Correlative super-resolution microscopy technique to probe living Neuronal synapses
Neuronal synapses are the central information processing unit in the brain and play a crucial role in learning and memory storage. Synaptic dysfunction underlies many, if not all, brain disorders. Therefore, characterising the dynamics of the morphological and molecular organization of synapses would greatly advance our understanding of synaptic transmission and its plasticity. Super-resolution microscopy (SRM) offers tremendous opportunities to unravel the complex and dynamic architecture of living cells and in particular synapses. However, current super-resolution microscopes are well suited for revealing either protein distributions or cell morphology, but not both. I will present a correlative super-resolution microscopy approach that exploits these two distinct strengths to access synaptic proteins organization and dynamics with respect to pre and postsynaptic morphology.

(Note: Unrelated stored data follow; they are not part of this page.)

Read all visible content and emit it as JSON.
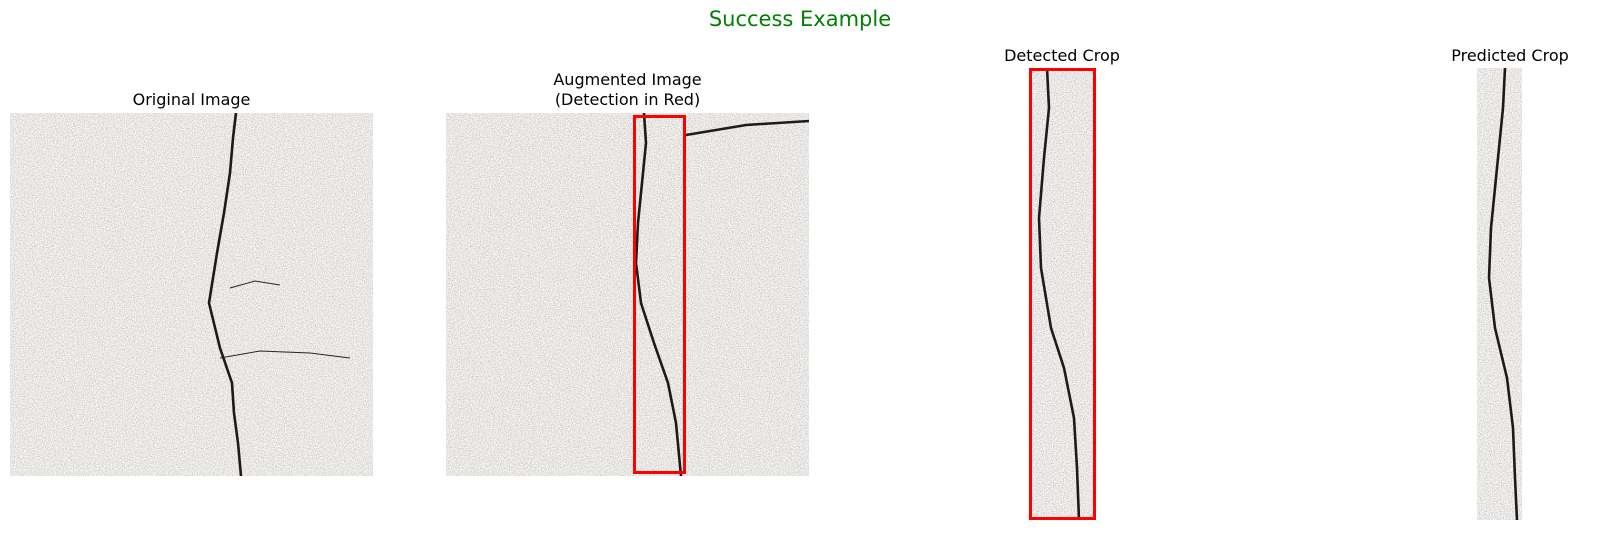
{
  "suptitle": "Success Example",
  "colors": {
    "suptitle": "#008000",
    "detection_box": "#ff0000",
    "concrete_base": "#9a9185",
    "crack": "#1e1a17"
  },
  "panels": [
    {
      "title": "Original Image",
      "content": "concrete surface with vertical crack"
    },
    {
      "title": "Augmented Image\n(Detection in Red)",
      "content": "augmented concrete surface with detection box"
    },
    {
      "title": "Detected Crop",
      "content": "cropped crack region with red border"
    },
    {
      "title": "Predicted Crop",
      "content": "predicted crop of crack region"
    }
  ]
}
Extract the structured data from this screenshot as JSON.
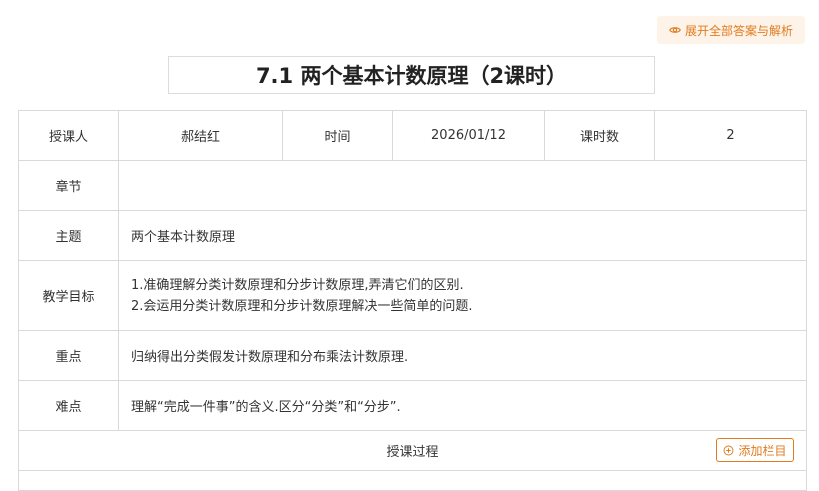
{
  "expand_button": {
    "label": "展开全部答案与解析",
    "icon": "eye-icon"
  },
  "title": "7.1 两个基本计数原理（2课时）",
  "info_row": {
    "teacher_label": "授课人",
    "teacher_value": "郝结红",
    "time_label": "时间",
    "time_value": "2026/01/12",
    "hours_label": "课时数",
    "hours_value": "2"
  },
  "rows": {
    "chapter": {
      "label": "章节",
      "value": ""
    },
    "topic": {
      "label": "主题",
      "value": "两个基本计数原理"
    },
    "goals": {
      "label": "教学目标",
      "lines": [
        "1.准确理解分类计数原理和分步计数原理,弄清它们的区别.",
        "2.会运用分类计数原理和分步计数原理解决一些简单的问题."
      ]
    },
    "key_points": {
      "label": "重点",
      "value": "归纳得出分类假发计数原理和分布乘法计数原理."
    },
    "difficulties": {
      "label": "难点",
      "value": "理解“完成一件事”的含义.区分“分类”和“分步”."
    }
  },
  "process": {
    "label": "授课过程",
    "add_button": "添加栏目",
    "add_icon": "plus-circle-icon"
  },
  "colors": {
    "accent": "#e07b1f",
    "accent_bg": "#fdf3e8",
    "border": "#d9d9d9"
  }
}
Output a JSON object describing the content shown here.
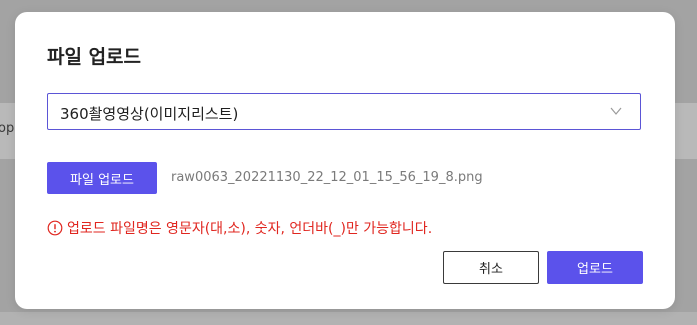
{
  "background": {
    "partial_text": "op"
  },
  "modal": {
    "title": "파일 업로드",
    "select": {
      "value": "360촬영영상(이미지리스트)",
      "icon": "chevron-down-icon"
    },
    "upload_button_label": "파일 업로드",
    "file_name": "raw0063_20221130_22_12_01_15_56_19_8.png",
    "error": {
      "icon": "error-circle-icon",
      "text": "업로드 파일명은 영문자(대,소), 숫자, 언더바(_)만 가능합니다."
    },
    "buttons": {
      "cancel_label": "취소",
      "submit_label": "업로드"
    }
  },
  "colors": {
    "accent": "#5b52eb",
    "error": "#e0261f",
    "select_border": "#5b55d6"
  }
}
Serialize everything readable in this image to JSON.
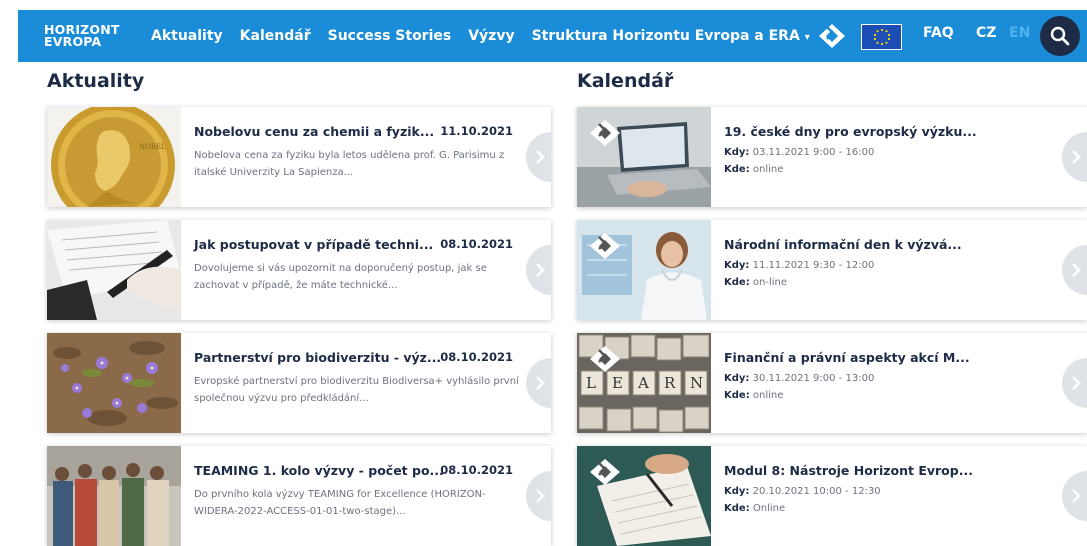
{
  "nav": {
    "brand_line1": "HORIZONT",
    "brand_line2": "EVROPA",
    "links": [
      "Aktuality",
      "Kalendář",
      "Success Stories",
      "Výzvy",
      "Struktura Horizontu Evropa a ERA"
    ],
    "dropdown_caret": "▾",
    "faq": "FAQ",
    "lang_cz": "CZ",
    "lang_en": "EN"
  },
  "news": {
    "title": "Aktuality",
    "items": [
      {
        "title": "Nobelovu cenu za chemii a fyzik...",
        "date": "11.10.2021",
        "excerpt": "Nobelova cena za fyziku byla letos udělena prof. G. Parisimu z italské Univerzity La Sapienza..."
      },
      {
        "title": "Jak postupovat v případě techni...",
        "date": "08.10.2021",
        "excerpt": "Dovolujeme si vás upozornit na doporučený postup, jak se zachovat v případě, že máte technické..."
      },
      {
        "title": "Partnerství pro biodiverzitu - výz...",
        "date": "08.10.2021",
        "excerpt": "Evropské partnerství pro biodiverzitu Biodiversa+ vyhlásilo první společnou výzvu pro předkládání..."
      },
      {
        "title": "TEAMING 1. kolo výzvy - počet po...",
        "date": "08.10.2021",
        "excerpt": "Do prvního kola výzvy TEAMING for Excellence (HORIZON-WIDERA-2022-ACCESS-01-01-two-stage)..."
      }
    ]
  },
  "calendar": {
    "title": "Kalendář",
    "when_label": "Kdy:",
    "where_label": "Kde:",
    "items": [
      {
        "title": "19. české dny pro evropský výzku...",
        "when": "03.11.2021 9:00 - 16:00",
        "where": "online"
      },
      {
        "title": "Národní informační den k výzvá...",
        "when": "11.11.2021 9:30 - 12:00",
        "where": "on-line"
      },
      {
        "title": "Finanční a právní aspekty akcí M...",
        "when": "30.11.2021 9:00 - 13:00",
        "where": "online"
      },
      {
        "title": "Modul 8: Nástroje Horizont Evrop...",
        "when": "20.10.2021 10:00 - 12:30",
        "where": "Online"
      }
    ]
  },
  "scrabble_tiles": [
    "L",
    "E",
    "A",
    "R",
    "N"
  ],
  "colors": {
    "navbar": "#1a8cd8",
    "navy": "#1d2b47",
    "eu_blue": "#1c4eb6",
    "en_inactive": "#4eb3ee"
  }
}
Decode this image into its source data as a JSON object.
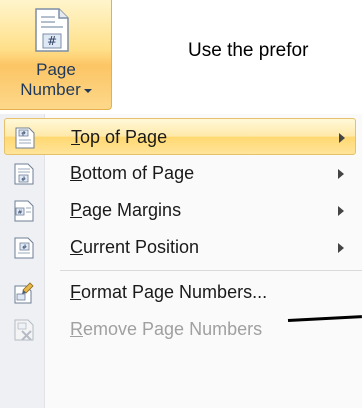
{
  "ribbon": {
    "page_number_line1": "Page",
    "page_number_line2": "Number"
  },
  "hint_text": "Use the prefor",
  "menu": {
    "items": [
      {
        "underline": "T",
        "rest": "op of Page",
        "has_submenu": true,
        "icon": "page-top-icon",
        "state": "highlighted"
      },
      {
        "underline": "B",
        "rest": "ottom of Page",
        "has_submenu": true,
        "icon": "page-bottom-icon",
        "state": "normal"
      },
      {
        "underline": "P",
        "rest": "age Margins",
        "has_submenu": true,
        "icon": "page-margins-icon",
        "state": "normal"
      },
      {
        "underline": "C",
        "rest": "urrent Position",
        "has_submenu": true,
        "icon": "current-position-icon",
        "state": "normal"
      },
      {
        "underline": "F",
        "rest": "ormat Page Numbers...",
        "has_submenu": false,
        "icon": "format-page-numbers-icon",
        "state": "normal"
      },
      {
        "underline": "R",
        "rest": "emove Page Numbers",
        "has_submenu": false,
        "icon": "remove-page-numbers-icon",
        "state": "disabled"
      }
    ]
  },
  "colors": {
    "ribbon_highlight": "#fcc565",
    "menu_hover": "#ffe9a8",
    "label_text": "#1e395b",
    "disabled_text": "#a0a0a0"
  }
}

The correlative SRM combines the Stimulated Emission Depletion microscopy (STED) with two Single-Molecule localization Microscope techniques, (spt)PALM and uPAINT. STED allows the visualisation of neuronal morphology, especially the nanoscale synaptic structures, while (spt)PALM and uPAINT permit the visualisation of protein organisation and mobility within the synaptic compartments. Using rat hippocampal neuronal cultures, we visualized the i) postsynaptic density protein (PSD95) organization with respect to pre and postsynaptic morphology, ii) synaptic receptor (AMPA) mobility in different dendritic compartments of the neuron and iii) synaptic contacts.
I will discuss the current technical limitations of these super-resolution techniques, and their future developments, which aims to uncover all the synaptic partners (pre, post, astroglia and Extracellular space) to achieve a comprehensive view of synapses.